I garnished the cauliflower with slivers of green onions, and served it as a main dish with steamed rice and another veggie dish of sauteed mushrooms with green garlic. Nguyen suggests also using the char siu cauliflower as a filling for banh mi or steamed baos, and includes recipes for doing so.
This is Nguyen’s triumphant seventh cookbook. It’s always an occasion to celebrate when a new one arrives, and this one is no exception.
Char Siu Roasted Cauliflower
(Makes 4 servings)
2-pound head cauliflower
3 tablespoons hoisin sauce
2 tablespoons toasted sesame oil
1 tablespoon agave syrup or mild honey
Scant 1 tablespoon ketchup
1 1/2 teaspoons soy sauce
2 garlic cloves, minced and mashed or put through a garlic press
1/4 teaspoon Chinese five-spice powder
Cut the cauliflower: Position a rack in the middle of the oven and preheat to 450 degrees. Line a rimmed baking sheet with parchment paper.
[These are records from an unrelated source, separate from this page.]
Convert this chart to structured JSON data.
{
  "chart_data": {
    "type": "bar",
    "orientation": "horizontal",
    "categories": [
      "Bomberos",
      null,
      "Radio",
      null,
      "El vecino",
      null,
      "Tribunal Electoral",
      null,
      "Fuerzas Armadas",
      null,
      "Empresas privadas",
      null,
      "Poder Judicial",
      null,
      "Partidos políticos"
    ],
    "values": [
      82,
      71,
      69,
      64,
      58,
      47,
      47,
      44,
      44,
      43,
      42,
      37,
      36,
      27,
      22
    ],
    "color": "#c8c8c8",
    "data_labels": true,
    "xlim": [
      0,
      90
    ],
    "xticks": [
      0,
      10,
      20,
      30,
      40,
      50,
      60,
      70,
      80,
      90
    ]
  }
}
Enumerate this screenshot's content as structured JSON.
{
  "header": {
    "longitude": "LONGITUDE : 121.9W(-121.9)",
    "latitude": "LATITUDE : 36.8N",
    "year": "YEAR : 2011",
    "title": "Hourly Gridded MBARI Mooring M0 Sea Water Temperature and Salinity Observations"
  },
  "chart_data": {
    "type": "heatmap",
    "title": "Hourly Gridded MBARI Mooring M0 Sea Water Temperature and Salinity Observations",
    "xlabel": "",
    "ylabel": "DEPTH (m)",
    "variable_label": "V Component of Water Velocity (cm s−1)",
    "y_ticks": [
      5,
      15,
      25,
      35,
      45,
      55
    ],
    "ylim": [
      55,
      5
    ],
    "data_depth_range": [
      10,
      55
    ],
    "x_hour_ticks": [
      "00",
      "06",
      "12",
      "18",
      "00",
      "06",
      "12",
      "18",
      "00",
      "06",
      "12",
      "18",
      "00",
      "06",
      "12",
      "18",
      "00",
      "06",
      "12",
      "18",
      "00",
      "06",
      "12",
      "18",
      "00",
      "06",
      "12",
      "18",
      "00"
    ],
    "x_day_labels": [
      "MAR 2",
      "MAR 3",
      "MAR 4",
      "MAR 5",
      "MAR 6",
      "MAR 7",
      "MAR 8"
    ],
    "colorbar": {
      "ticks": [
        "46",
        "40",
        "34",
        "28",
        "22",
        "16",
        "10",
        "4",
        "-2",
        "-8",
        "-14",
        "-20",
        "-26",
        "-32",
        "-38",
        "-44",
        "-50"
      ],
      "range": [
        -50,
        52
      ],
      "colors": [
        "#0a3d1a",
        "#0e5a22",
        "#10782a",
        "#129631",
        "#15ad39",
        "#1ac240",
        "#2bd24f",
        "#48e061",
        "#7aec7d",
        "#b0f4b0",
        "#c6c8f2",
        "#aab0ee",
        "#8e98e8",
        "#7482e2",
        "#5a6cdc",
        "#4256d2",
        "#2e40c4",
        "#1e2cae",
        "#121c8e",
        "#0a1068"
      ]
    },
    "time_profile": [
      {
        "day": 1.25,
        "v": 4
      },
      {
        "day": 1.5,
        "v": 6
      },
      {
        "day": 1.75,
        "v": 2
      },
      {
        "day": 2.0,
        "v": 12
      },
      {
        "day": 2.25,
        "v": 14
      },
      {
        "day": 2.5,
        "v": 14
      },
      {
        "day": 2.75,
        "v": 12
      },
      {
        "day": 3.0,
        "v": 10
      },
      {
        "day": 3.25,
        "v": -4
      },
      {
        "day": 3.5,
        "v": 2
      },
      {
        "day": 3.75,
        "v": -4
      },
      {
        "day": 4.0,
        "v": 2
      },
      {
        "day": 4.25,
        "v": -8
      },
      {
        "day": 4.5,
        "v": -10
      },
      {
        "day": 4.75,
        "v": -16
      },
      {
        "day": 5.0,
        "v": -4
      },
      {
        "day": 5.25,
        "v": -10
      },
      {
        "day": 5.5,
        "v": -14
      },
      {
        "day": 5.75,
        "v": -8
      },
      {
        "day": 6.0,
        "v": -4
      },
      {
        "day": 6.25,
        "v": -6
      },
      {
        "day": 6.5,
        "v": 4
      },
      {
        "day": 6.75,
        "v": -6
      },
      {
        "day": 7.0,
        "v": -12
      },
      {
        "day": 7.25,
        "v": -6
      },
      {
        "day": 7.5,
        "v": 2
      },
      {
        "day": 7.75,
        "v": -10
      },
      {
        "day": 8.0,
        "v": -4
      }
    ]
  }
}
Pull off or cut away large leaves from the cauliflower, saving them for soup or broth, if you like. Trim a slice from the core end, where it’s likely discolored. While holding the cauliflower at a comfortable angle, curved-side down, insert your knife tip into the core. As you push the knife in farther, gently rock the blade side to side and back and forth. In a few seconds, the cauliflower head should crack and naturally break into two halves (mine are always uneven).
Now, cut each half into four wedges, each no thicker than 3 inches on the uneven floret side. (Hold the cauliflower flat-side or curved-side down, whichever is more comfortable. Cut an additional wedge only if you must.) Using a dish towel, dry the wedges so they’ll absorb the seasoning well.
Season and roast: In a big bowl, stir together the hoisin sauce, sesame oil, agave syrup, ketchup, soy sauce, garlic, and five-spice powder. Add the cauliflower wedges and, using a big spoon or spatula, stir to coat well. Most of the seasonings should adhere. Spread the wedges out onto the prepared baking sheet, cut-side down. Drizzle or smear any remaining seasoning from the bowl onto the wedges.
Roast the cauliflower for 15 minutes, use tongs to turn over the wedges, and then roast for 10 minutes longer. Liquid will appear on the pan. Continue roasting for 10 to 15 minutes, during which the liquid will concentrate, bubble, and thicken. As that happens, use the tongs or a spatula to flip the cauliflower pieces about three times so they pick up the seasonings. When done, the cauliflower should look richly browned and be tender yet slightly chewy. A knife tip pierced into the thickest core areas usually meets a little resistance. The total roasting time is about 40 minutes.
To get a slightly deeper color and flavor, keep the baking sheet in its place and switch on the broiler for about 60 seconds, monitoring carefully to avoid burning. Remove the cauliflower from the oven and let it rest a few minutes to develop flavor before serving.
From “Ever-Green Vietnamese” by Andrea Nguyen
More Andrea Nguyen Recipes to Enjoy: Baked Char Siu Pork Buns
And: Shortcut Plain Steamed Buns From Biscuit Dough
And: Roast Chicken with Red Fermented Tofu
And: Spicy Tofu with Lamb and Sichuan Peppercorn
And: Pan-Roasted Tomatoes Stuffed with Pork
Another Plant-Based Char Siu Recipe to Make: Char Siu Yams by Steven Raichlen
Ooh this looks so good! Admittedly cauliflower isn’t one of my favorite veggies either, but anything would taste good in char siu sauce. I’ve been listening to Andrea’s podcast, Everything Cookbooks, and am looking forward to checking out her new cookbook.
Hi Joanna: Andrea’s podcast is so informative and such a great listen. I’m sure you’ll much enjoy her newest cookbook, too.